Thanks to the no-damage stipulation, that means no lasers, guns, rockets, or missiles, as Michael Balazs, a MITRE systems engineer, told Fortune this week.

What might such a system look like? A few drone countermeasures have bubbled up, with varying levels of practicality. Take, for instance, the Rapere, a theoretical quadcopter countermeasure that consists of another quadcopter dropping a rope that tangles in the bogey’s props. The downside of this is you have to develop a precise algorithm to position the Rapere above the target drone. It also does nothing to address that pesky crashing problem.
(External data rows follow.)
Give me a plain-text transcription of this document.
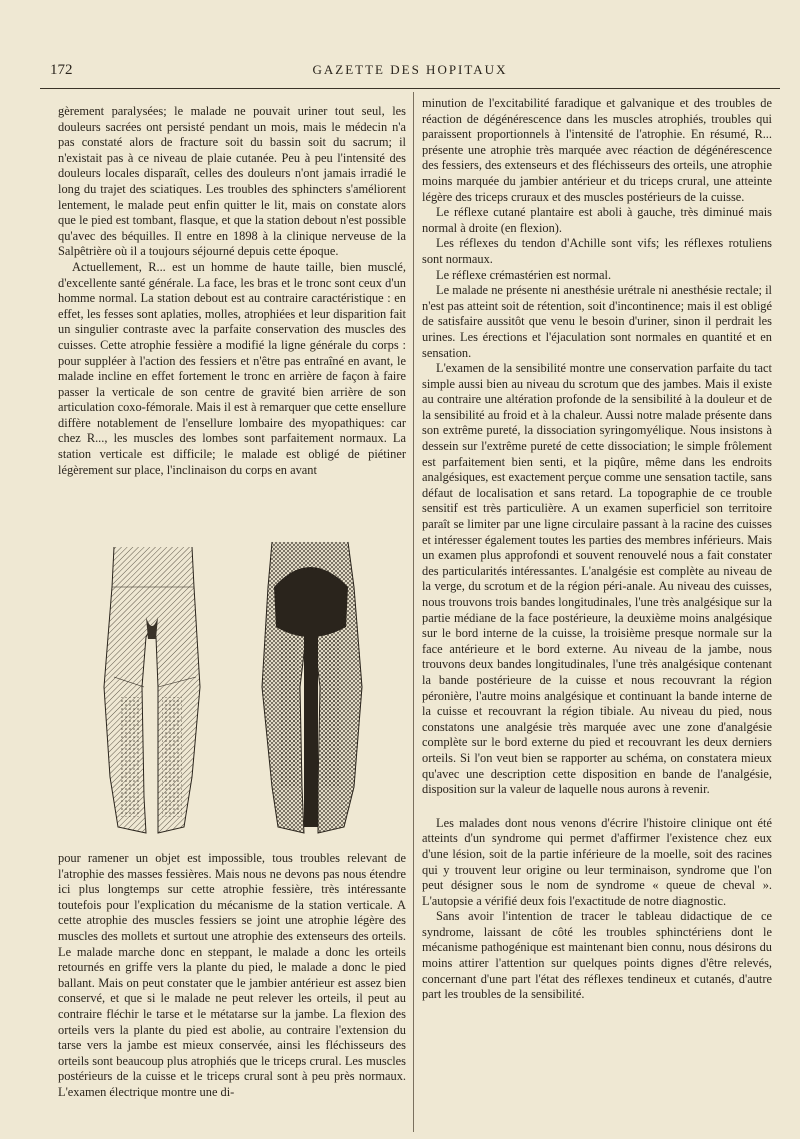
172	GAZETTE DES HOPITAUX

gèrement paralysées; le malade ne pouvait uriner tout seul, les douleurs sacrées ont persisté pendant un mois, mais le médecin n'a pas constaté alors de fracture soit du bassin soit du sacrum; il n'existait pas à ce niveau de plaie cutanée. Peu à peu l'intensité des douleurs locales disparaît, celles des douleurs n'ont jamais irradié le long du trajet des sciatiques. Les troubles des sphincters s'améliorent lentement, le malade peut enfin quitter le lit, mais on constate alors que le pied est tombant, flasque, et que la station debout n'est possible qu'avec des béquilles. Il entre en 1898 à la clinique nerveuse de la Salpêtrière où il a toujours séjourné depuis cette époque.

Actuellement, R... est un homme de haute taille, bien musclé, d'excellente santé générale. La face, les bras et le tronc sont ceux d'un homme normal. La station debout est au contraire caractéristique : en effet, les fesses sont aplaties, molles, atrophiées et leur disparition fait un singulier contraste avec la parfaite conservation des muscles des cuisses. Cette atrophie fessière a modifié la ligne générale du corps : pour suppléer à l'action des fessiers et n'être pas entraîné en avant, le malade incline en effet fortement le tronc en arrière de façon à faire passer la verticale de son centre de gravité bien arrière de son articulation coxo-fémorale. Mais il est à remarquer que cette ensellure diffère notablement de l'ensellure lombaire des myopathiques: car chez R..., les muscles des lombes sont parfaitement normaux. La station verticale est difficile; le malade est obligé de piétiner légèrement sur place, l'inclinaison du corps en avant

pour ramener un objet est impossible, tous troubles relevant de l'atrophie des masses fessières. Mais nous ne devons pas nous étendre ici plus longtemps sur cette atrophie fessière, très intéressante toutefois pour l'explication du mécanisme de la station verticale. A cette atrophie des muscles fessiers se joint une atrophie légère des muscles des mollets et surtout une atrophie des extenseurs des orteils. Le malade marche donc en steppant, le malade a donc les orteils retournés en griffe vers la plante du pied, le malade a donc le pied ballant. Mais on peut constater que le jambier antérieur est assez bien conservé, et que si le malade ne peut relever les orteils, il peut au contraire fléchir le tarse et le métatarse sur la jambe. La flexion des orteils vers la plante du pied est abolie, au contraire l'extension du tarse vers la jambe est mieux conservée, ainsi les fléchisseurs des orteils sont beaucoup plus atrophiés que le triceps crural. Les muscles postérieurs de la cuisse et le triceps crural sont à peu près normaux. L'examen électrique montre une di-

minution de l'excitabilité faradique et galvanique et des troubles de réaction de dégénérescence dans les muscles atrophiés, troubles qui paraissent proportionnels à l'intensité de l'atrophie. En résumé, R... présente une atrophie très marquée avec réaction de dégénérescence des fessiers, des extenseurs et des fléchisseurs des orteils, une atrophie moins marquée du jambier antérieur et du triceps crural, une atteinte légère des triceps cruraux et des muscles postérieurs de la cuisse.

Le réflexe cutané plantaire est aboli à gauche, très diminué mais normal à droite (en flexion).

Les réflexes du tendon d'Achille sont vifs; les réflexes rotuliens sont normaux.

Le réflexe crémastérien est normal.

Le malade ne présente ni anesthésie urétrale ni anesthésie rectale; il n'est pas atteint soit de rétention, soit d'incontinence; mais il est obligé de satisfaire aussitôt que venu le besoin d'uriner, sinon il perdrait les urines. Les érections et l'éjaculation sont normales en quantité et en sensation.

L'examen de la sensibilité montre une conservation parfaite du tact simple aussi bien au niveau du scrotum que des jambes. Mais il existe au contraire une altération profonde de la sensibilité à la douleur et de la sensibilité au froid et à la chaleur. Aussi notre malade présente dans son extrême pureté, la dissociation syringomyélique. Nous insistons à dessein sur l'extrême pureté de cette dissociation; le simple frôlement est parfaitement bien senti, et la piqûre, même dans les endroits analgésiques, est exactement perçue comme une sensation tactile, sans défaut de localisation et sans retard. La topographie de ce trouble sensitif est très particulière. A un examen superficiel son territoire paraît se limiter par une ligne circulaire passant à la racine des cuisses et intéresser également toutes les parties des membres inférieurs. Mais un examen plus approfondi et souvent renouvelé nous a fait constater des particularités intéressantes. L'analgésie est complète au niveau de la verge, du scrotum et de la région péri-anale. Au niveau des cuisses, nous trouvons trois bandes longitudinales, l'une très analgésique sur la partie médiane de la face postérieure, la deuxième moins analgésique sur le bord interne de la cuisse, la troisième presque normale sur la face antérieure et le bord externe. Au niveau de la jambe, nous trouvons deux bandes longitudinales, l'une très analgésique contenant la bande postérieure de la cuisse et nous recouvrant la région péronière, l'autre moins analgésique et continuant la bande interne de la cuisse et recouvrant la région tibiale. Au niveau du pied, nous constatons une analgésie très marquée avec une zone d'analgésie complète sur le bord externe du pied et recouvrant les deux derniers orteils. Si l'on veut bien se rapporter au schéma, on constatera mieux qu'avec une description cette disposition en bande de l'analgésie, disposition sur la valeur de laquelle nous aurons à revenir.

Les malades dont nous venons d'écrire l'histoire clinique ont été atteints d'un syndrome qui permet d'affirmer l'existence chez eux d'une lésion, soit de la partie inférieure de la moelle, soit des racines qui y trouvent leur origine ou leur terminaison, syndrome que l'on peut désigner sous le nom de syndrome « queue de cheval ». L'autopsie a vérifié deux fois l'exactitude de notre diagnostic.

Sans avoir l'intention de tracer le tableau didactique de ce syndrome, laissant de côté les troubles sphinctériens dont le mécanisme pathogénique est maintenant bien connu, nous désirons du moins attirer l'attention sur quelques points dignes d'être relevés, concernant d'une part l'état des réflexes tendineux et cutanés, d'autre part les troubles de la sensibilité.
For the ground-bound there are proposed “radio-jamming guns,” such as a device unveiled by the technology company Battelle in October. Down this avenue, however, sit big ol’ legal speed bumps in the form of the Federal Communications Commission. (Battelle may have already hit a few of them; the announcement video is now listed as private on YouTube and the original link to the October 13 press release is dead.)

If you’ve got a way to wrangle a sub-5-pound drone out of the sky, you’ve got till February 7 to submit it.